Tuesday, January 12, 2010

Mississippi Mermaid

La sirène du Mississippi (Mississippi Mermaid), 1969
Dir: Francois Truffaut
January 11, 2010

As soon as this film started to play itself out, I knew I wasn't going to be that into it any more. It's strange, because it kind of turns into a "love on the run" film in the end, but even that didn't have me too interested. I'm pretty sure that Truffaut wrote the script to this after watching Vertigo (1958) one too many times. The psycho-sexual games and wordplay get sort of ridiculous at times, and many of the scenes (like when Catherine Deneuve changes her clothes in the time it takes JP Belmondo to get to their apartment upstairs from when he rings the doorbell) seem straight out of the head of a child, but that's Truffaut for you.
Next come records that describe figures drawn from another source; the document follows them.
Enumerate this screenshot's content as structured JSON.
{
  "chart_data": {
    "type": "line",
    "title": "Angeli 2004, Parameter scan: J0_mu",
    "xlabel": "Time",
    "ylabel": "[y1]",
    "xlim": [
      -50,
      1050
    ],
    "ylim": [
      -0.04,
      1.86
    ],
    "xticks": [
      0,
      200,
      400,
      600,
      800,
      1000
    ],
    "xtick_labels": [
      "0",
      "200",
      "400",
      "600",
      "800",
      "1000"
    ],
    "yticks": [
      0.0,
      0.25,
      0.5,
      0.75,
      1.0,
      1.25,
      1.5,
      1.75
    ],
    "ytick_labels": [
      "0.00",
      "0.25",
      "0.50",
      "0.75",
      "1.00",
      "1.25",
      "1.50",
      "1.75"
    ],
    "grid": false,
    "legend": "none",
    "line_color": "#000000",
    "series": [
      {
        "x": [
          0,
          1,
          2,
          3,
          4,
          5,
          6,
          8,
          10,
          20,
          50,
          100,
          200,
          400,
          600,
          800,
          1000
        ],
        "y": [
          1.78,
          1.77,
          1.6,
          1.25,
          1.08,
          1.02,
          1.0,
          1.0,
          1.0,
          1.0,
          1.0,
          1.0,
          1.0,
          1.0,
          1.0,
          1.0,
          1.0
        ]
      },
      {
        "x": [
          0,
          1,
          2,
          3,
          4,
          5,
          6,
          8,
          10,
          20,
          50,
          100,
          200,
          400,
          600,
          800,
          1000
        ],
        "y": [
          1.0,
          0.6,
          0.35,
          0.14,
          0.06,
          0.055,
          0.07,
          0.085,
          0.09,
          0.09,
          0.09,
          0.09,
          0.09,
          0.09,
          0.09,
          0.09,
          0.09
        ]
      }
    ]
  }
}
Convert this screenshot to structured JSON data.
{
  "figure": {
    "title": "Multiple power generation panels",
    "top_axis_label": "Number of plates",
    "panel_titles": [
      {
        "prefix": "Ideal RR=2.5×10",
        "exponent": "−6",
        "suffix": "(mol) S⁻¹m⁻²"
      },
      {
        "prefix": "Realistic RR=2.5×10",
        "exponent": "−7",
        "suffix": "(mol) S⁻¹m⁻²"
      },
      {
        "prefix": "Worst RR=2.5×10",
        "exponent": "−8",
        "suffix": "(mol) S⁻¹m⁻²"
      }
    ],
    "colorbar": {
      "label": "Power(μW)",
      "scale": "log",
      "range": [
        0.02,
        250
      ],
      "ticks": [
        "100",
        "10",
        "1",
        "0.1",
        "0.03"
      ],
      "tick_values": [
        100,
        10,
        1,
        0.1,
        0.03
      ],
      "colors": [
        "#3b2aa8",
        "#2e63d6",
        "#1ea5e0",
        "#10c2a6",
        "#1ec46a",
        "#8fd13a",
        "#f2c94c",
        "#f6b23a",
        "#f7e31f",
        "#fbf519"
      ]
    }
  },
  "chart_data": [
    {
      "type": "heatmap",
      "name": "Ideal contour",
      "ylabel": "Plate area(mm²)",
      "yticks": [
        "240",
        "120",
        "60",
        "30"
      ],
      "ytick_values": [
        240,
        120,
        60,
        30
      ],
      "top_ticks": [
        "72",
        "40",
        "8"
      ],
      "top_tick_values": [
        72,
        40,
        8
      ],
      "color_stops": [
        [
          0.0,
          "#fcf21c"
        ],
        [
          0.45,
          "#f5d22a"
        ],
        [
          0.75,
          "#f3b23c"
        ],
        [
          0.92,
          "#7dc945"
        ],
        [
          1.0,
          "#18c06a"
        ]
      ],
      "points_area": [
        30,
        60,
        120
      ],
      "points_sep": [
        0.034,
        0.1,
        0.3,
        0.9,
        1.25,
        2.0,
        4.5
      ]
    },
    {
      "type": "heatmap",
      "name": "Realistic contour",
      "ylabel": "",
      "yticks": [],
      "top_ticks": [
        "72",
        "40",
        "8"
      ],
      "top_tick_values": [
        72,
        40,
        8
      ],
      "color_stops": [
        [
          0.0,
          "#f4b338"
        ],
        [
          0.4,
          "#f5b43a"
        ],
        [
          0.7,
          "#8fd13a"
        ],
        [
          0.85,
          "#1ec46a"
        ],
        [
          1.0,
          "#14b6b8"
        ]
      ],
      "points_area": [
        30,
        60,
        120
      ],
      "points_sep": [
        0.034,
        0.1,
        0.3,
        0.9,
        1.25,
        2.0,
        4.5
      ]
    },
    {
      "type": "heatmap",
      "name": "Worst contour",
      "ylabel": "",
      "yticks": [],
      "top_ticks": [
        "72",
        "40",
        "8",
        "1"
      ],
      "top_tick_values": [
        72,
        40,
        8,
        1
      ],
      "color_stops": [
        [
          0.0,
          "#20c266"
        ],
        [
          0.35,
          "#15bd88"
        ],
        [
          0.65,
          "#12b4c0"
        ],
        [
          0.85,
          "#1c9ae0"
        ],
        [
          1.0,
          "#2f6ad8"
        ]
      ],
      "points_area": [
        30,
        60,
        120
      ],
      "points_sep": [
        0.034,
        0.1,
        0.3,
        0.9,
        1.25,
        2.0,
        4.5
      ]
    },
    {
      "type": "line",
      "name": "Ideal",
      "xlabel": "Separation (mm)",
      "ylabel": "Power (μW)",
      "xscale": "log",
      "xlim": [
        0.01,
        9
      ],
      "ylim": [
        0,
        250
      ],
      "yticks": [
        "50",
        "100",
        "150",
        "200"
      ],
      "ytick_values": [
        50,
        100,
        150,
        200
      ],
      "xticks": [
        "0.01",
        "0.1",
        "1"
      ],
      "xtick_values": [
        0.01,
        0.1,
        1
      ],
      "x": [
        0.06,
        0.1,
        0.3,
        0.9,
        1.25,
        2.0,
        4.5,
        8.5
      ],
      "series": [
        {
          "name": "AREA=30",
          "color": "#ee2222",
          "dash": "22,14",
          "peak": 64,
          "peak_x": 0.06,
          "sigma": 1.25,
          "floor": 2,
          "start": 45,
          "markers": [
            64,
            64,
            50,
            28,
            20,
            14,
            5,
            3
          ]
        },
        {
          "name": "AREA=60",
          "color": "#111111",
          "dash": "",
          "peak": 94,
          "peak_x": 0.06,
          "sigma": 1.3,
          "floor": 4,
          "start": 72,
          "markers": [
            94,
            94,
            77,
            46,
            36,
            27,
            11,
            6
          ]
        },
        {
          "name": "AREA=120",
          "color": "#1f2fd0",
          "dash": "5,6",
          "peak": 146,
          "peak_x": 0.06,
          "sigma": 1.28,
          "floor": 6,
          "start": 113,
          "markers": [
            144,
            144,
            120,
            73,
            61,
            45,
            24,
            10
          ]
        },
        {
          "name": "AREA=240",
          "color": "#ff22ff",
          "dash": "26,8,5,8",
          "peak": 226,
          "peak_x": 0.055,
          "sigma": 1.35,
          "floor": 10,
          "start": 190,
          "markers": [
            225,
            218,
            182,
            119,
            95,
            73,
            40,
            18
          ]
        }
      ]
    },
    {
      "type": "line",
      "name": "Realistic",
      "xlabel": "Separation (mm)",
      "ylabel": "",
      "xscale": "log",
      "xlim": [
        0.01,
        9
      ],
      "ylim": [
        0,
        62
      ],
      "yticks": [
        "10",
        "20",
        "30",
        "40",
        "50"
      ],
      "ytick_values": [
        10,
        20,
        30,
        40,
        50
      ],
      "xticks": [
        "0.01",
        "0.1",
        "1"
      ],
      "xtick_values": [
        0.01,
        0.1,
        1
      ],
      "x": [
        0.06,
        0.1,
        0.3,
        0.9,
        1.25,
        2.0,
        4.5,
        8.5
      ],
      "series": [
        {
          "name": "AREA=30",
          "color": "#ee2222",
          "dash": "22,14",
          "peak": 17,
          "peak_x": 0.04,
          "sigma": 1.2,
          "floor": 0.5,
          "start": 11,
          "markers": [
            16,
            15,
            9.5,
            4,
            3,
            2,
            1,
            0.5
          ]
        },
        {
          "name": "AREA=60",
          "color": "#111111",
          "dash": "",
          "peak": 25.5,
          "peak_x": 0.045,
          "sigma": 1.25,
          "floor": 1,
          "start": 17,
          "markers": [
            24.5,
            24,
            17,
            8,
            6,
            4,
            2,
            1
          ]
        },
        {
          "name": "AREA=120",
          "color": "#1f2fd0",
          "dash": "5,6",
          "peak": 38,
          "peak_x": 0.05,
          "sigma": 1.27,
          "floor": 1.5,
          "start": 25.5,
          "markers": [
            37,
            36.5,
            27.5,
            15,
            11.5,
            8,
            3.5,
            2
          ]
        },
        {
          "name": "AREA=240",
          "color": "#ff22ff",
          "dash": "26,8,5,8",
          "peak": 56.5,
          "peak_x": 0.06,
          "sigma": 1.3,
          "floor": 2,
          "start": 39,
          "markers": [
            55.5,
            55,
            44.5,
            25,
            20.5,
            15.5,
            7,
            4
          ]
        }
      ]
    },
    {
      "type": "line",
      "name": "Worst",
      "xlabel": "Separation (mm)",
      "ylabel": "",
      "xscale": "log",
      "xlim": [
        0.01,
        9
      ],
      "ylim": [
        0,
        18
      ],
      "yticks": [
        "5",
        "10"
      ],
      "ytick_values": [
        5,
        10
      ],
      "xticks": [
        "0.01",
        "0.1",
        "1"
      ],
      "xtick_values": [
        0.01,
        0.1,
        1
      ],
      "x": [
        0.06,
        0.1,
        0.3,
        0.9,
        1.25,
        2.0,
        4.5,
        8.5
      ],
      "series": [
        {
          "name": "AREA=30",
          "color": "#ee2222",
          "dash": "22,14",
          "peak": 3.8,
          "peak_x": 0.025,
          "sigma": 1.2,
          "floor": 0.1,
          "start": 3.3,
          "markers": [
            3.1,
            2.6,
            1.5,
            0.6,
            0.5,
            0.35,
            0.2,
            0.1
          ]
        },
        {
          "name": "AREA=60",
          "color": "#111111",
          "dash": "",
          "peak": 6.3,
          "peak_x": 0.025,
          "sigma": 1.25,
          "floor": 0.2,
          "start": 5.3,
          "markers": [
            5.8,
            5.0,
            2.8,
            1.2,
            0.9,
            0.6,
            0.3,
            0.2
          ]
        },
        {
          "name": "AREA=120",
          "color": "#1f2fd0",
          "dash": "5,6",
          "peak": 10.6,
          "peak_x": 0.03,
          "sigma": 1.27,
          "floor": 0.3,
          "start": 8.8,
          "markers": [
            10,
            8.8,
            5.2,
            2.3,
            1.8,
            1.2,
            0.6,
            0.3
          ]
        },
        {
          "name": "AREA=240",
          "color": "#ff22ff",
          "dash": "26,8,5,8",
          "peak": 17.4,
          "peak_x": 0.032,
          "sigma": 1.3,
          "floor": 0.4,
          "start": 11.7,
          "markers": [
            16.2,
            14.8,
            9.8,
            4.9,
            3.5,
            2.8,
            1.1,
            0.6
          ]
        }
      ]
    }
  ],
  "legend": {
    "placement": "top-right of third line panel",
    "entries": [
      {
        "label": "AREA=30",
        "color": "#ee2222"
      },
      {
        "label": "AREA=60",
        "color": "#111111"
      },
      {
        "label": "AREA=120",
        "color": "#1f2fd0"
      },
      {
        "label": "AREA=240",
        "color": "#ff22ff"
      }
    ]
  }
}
There's a ton of Hitchcock elements to this, and again, Truffaut does some better than others. Belmondo's fever dream in this is actually one of the best of these that I've seen. I was actually sort of enjoying this at the beginning, where Belmondo's lonely Tobacco factory owner on the French island of Reunion in the Indian Ocean puts an ad in a newspaper looking for a wife. After corresponding with a woman for a while, one shows up (Deneuve), but it's not the woman in the picture he has been sent. He falls for her excuses, but we know that something's not right. That's weird enough, right? He gets played for a sucker, and then the film shifts to France. All the right ingredients are there for a nasty little film on self-destructive obsession, with the two main characters getting back together and getting in trouble, but then there's all that stuff about finding true love. Belmondo, though he tried to be Bogart in Breathless (1960), seems to me more of a French answer to Brando. I mean, he's not the best actor ever, but his presence on the screen is worth having him in your film. Deneuve has had finer moments too, but seeing her naked is worth it if you ask me.
The problem with Mississippi Mermaid is that despite all of it's advantages at times it veers too close to melodramatic parody when Truffaut wants it to be taken seriously.